Release - API Management service: September, 2025

Highlights

Since the last update, we've added:

• MCP support (public preview), enabling you to expose APIs in API Management or external MCP servers as AI agent tools with stronger authentication, governance, and observability.
• Workspace support for federated logging, metrics and autoscale, and the Premium v2 tier.
• Applications (public preview), offering built-in OAuth 2.0–based access to products.

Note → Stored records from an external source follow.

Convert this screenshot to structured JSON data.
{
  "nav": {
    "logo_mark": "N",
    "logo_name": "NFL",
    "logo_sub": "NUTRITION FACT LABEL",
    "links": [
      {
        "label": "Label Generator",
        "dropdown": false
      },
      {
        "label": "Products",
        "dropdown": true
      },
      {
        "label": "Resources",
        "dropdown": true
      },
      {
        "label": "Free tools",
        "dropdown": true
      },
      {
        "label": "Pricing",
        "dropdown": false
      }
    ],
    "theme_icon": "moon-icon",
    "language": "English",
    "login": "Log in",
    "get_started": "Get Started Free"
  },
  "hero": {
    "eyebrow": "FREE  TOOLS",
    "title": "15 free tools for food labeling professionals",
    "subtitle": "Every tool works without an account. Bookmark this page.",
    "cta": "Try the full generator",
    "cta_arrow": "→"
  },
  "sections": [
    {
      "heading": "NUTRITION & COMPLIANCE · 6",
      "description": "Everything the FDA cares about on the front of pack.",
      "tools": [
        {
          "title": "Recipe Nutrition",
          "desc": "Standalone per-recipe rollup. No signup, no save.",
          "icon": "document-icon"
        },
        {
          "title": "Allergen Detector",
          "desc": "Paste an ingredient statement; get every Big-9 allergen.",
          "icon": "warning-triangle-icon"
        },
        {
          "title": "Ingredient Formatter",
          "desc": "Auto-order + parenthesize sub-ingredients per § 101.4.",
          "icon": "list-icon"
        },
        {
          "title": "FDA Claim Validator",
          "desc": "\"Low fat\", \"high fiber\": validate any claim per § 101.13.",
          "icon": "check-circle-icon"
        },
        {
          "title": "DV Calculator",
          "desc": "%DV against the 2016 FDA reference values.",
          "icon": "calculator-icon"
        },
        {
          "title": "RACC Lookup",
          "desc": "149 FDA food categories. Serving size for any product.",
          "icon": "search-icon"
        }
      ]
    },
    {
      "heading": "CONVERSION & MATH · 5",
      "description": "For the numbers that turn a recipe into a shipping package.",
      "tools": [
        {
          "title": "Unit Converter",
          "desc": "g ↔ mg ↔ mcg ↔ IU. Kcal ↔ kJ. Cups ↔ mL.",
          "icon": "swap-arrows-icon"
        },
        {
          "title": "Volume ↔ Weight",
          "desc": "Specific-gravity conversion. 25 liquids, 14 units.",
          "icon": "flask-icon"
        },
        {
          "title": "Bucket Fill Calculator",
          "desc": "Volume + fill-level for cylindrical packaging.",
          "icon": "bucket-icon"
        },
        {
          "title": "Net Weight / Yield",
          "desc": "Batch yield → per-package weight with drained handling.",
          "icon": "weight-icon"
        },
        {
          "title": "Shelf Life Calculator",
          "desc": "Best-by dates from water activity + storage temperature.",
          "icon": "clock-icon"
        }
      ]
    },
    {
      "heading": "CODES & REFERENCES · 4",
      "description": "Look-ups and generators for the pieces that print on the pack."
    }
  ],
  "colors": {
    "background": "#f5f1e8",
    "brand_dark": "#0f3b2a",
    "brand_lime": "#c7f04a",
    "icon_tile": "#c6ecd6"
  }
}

New features and improvements

• You can now enable content-safety checks on chat completions for final redaction, logging, and response validation using the enforce-on-completions attribute of the llm-content-safety policy. This setting is off by default.
• Model logging now supports the Azure OpenAI Realtime API.
• Product resource names can now include dots (.).
• Email notifications are now supported in v2 tiers.
• OpenAPI imports are now safer, result in cleaner API definitions, and fail with clearer error messages.
  • Imports are blocked if a path placeholder (e.g., /orders/{id}) has no matching parameter, with a clear validation error shown.
  • Imports from localhost URLs are now blocked. You can use file upload or an accessible non-localhost URL instead.
  • If a response object doesn't include a description, API Management now defaults it to an empty string.
• The policy engine now blocks embedding scripts using the XsltSettings.EnableScript setting.
• Policy parsing is now consistent across locales, ensuring numbers are interpreted reliably regardless of browser language or region (comma vs. dot), preventing save errors.
• The validate-azure-ad-token policy now returns more detailed error messages when token validation fails.
• API inspector now provides better visibility into authentication, showing when OAuth or OIDC settings were last refreshed, whether refresh succeeded, and any error details.
• The self-hosted gateway now produces cleaner JSON logs, applies configuration updates more reliably, and starts successfully even when the OpenTelemetry monitoring isn't configured.

Bug fixes

• Resolved issue where prolonged cache outages could cause gateway data plane downtime.

⚠️ Changes

• We are working on reintroducing support for workspaces on the gateway built into Azure API Management service, effectively rescinding parts of the previously announced breaking changes. For now, newly created workspaces are not accessible via the built-in gateway, as announced in the March 2025 breaking changes.
• API versions prior to 2019-12-01 no longer return secrets via GET operations. The Azure Policy definition enforcing a minimum API version has been deprecated. Newer API versions remain unchanged, returning secrets only through POST operations. Learn more about API version retirement.
• Generating API debug traces now requires the Microsoft.ApiManagement/service/apis/write permission to better protect sensitive data.

Self-hosted gateway

• Container image: 2.9.1
• Helm Chart: 1.13.1
• Container image: 2.9.0
• Helm Chart: 1.13.0

Release - API Management service: May, 2025

This release will be deployed gradually in phases and batches, following the safe deployment practices framework. The rollout will span several weeks across all Azure regions, so your services may not have the new features and fixes until the deployment is complete.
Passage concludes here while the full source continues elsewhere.